I

A comunidade planetária, denominada Urban Sketchers, privilegia a prática de um desenho de observação que ocorre, preferencialmente, em lugares físicos – interiores ou exteriores – ao ar livre. Os adeptos de Urban Sketching partilham o mesmo conjunto de princípios orientadores, sucintamente estipulado no manifesto do movimento. Une-os a paixão de andar e ver. Ver com os próprios olhos, aprendendo enquanto se está a ver, em vez de satisfazer-se com o conhecimento fornecido por descrição ou analogia. Pede-se aos andarilhos do desenho a aproximação aos assuntos a desenhar e a compreensão do lugar com todos os sentidos.

URBAN SKETCHERS
Andarilhos do Desenho

texto: Carlos Augusto Ribeiro
vídeo: Eva Ventura Ângelo

II

O fundador da reputada comunidade global de desenhadores urbanos é um jornalista e ilustrador, Gabriel Campanario, sediado em Seattle. A sua fundação, em 2007, está associada ao início de um fórum online, criado por Campanario, com a intenção de congregar todos os desenhadores que prezam desenhar a cidade e as cenas de vida quotidiana, observadas a partir de um determinado ponto de vista (janela, parque de estacionamento, esquina). Em 2008, Campanario convida uma centena de desenhadores urbanos a partilharem os seus desenhos e as suas histórias no seu blog Urban Sketchers. Com o desígnio de «Mostrar o Mundo, um Desenho de Cada Vez» (no original: «See the World, One Drawing at a Time»), o referido blog proporcionou visibilidade à comunidade e inspiração a todos os entusiastas do globo pelo exercício do desenho no espírito do manifesto do movimento. Em 2009 é reconhecido a esta comunidade alargada o estatuto de organização sem fins lucrativos.

A valorização de um desenho à mão livre, analógico, enquanto testemunho e mnemónica pessoais, tem uma significação inegável – sobretudo, em contextos de acessibilidade generalizada a aparelhos de visão, a registos fotográficos e videográficos, ou ao desenho por computador. O ato de desenhar o que se observa in loco solicita uma imersão lenta do desenhador no lugar em que vive ou para o qual viaja. A vivência e a experiência corporal do ambiente multissensorial possibilitadas pelo desenho, coloca o desenhador (viajante) numa posição orgânica e dialogante com as pessoas que encontra. Uma atitude que contrasta com a de um operador de imagens técnicas, cujas máquinas – garantindo, ilusoriamente, uma visão objetiva, sem mediação humana – facilitam uma atitude de distanciamento e separação do que se passa em redor. Comparativamente, andar, ver e desenhar, é uma forma de resistência à voracidade consumista de sítios e um modo de viver o tempo integral da viagem.
. Por esse motivo, o desenho[v] pode constituir um antídoto eficaz contra a generalizada e desregulada gula visual, estimulada pela abundância de tecnologias visuais.

III

Muitas vezes, realizado em cadernos portáteis, o desenho (proporcionando o conhecimento por via visual) vem eventualmente acompanhado de outros meios / tipos de representação: um texto escrito, uma nota sobre a história de um lugar ou uma data. Sempre atento ao que o rodeia, o desenhador (obsessivo) desenha para não esquecer o que vê[vii]. Acrescenta, aos próprios desenhos, inscrições: descrições e comentários sobre o tema ou assunto.
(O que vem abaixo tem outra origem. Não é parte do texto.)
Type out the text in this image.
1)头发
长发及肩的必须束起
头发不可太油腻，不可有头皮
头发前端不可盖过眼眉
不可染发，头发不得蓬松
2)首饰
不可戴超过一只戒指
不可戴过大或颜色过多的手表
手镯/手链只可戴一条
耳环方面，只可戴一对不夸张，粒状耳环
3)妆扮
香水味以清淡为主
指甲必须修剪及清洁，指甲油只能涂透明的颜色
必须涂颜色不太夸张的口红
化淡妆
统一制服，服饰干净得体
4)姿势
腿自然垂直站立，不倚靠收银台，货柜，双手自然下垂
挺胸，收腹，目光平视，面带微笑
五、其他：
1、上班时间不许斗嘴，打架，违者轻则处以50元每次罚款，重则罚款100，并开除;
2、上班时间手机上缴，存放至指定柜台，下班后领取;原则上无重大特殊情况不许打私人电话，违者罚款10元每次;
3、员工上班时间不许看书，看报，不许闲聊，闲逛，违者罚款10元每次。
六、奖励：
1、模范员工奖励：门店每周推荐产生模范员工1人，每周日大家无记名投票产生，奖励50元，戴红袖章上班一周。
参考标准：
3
Em termos de metodologia, o desenho é realizado, frequentemente, em várias (três) fases: observação; registos (desenhando o que se tenha visto) e, finalmente, acabamento (recorrendo à memória ou a uma fotografia) ou reconstrução (imaginando a partir de uma anotação gráfica, desenhando o que deveria ser).

Por ser um objeto íntimo, o caderno portátil – diário gráfico ou diário de viagem – é o lugar de experimentação com variadas maneiras de registo, modos de representação e materiais.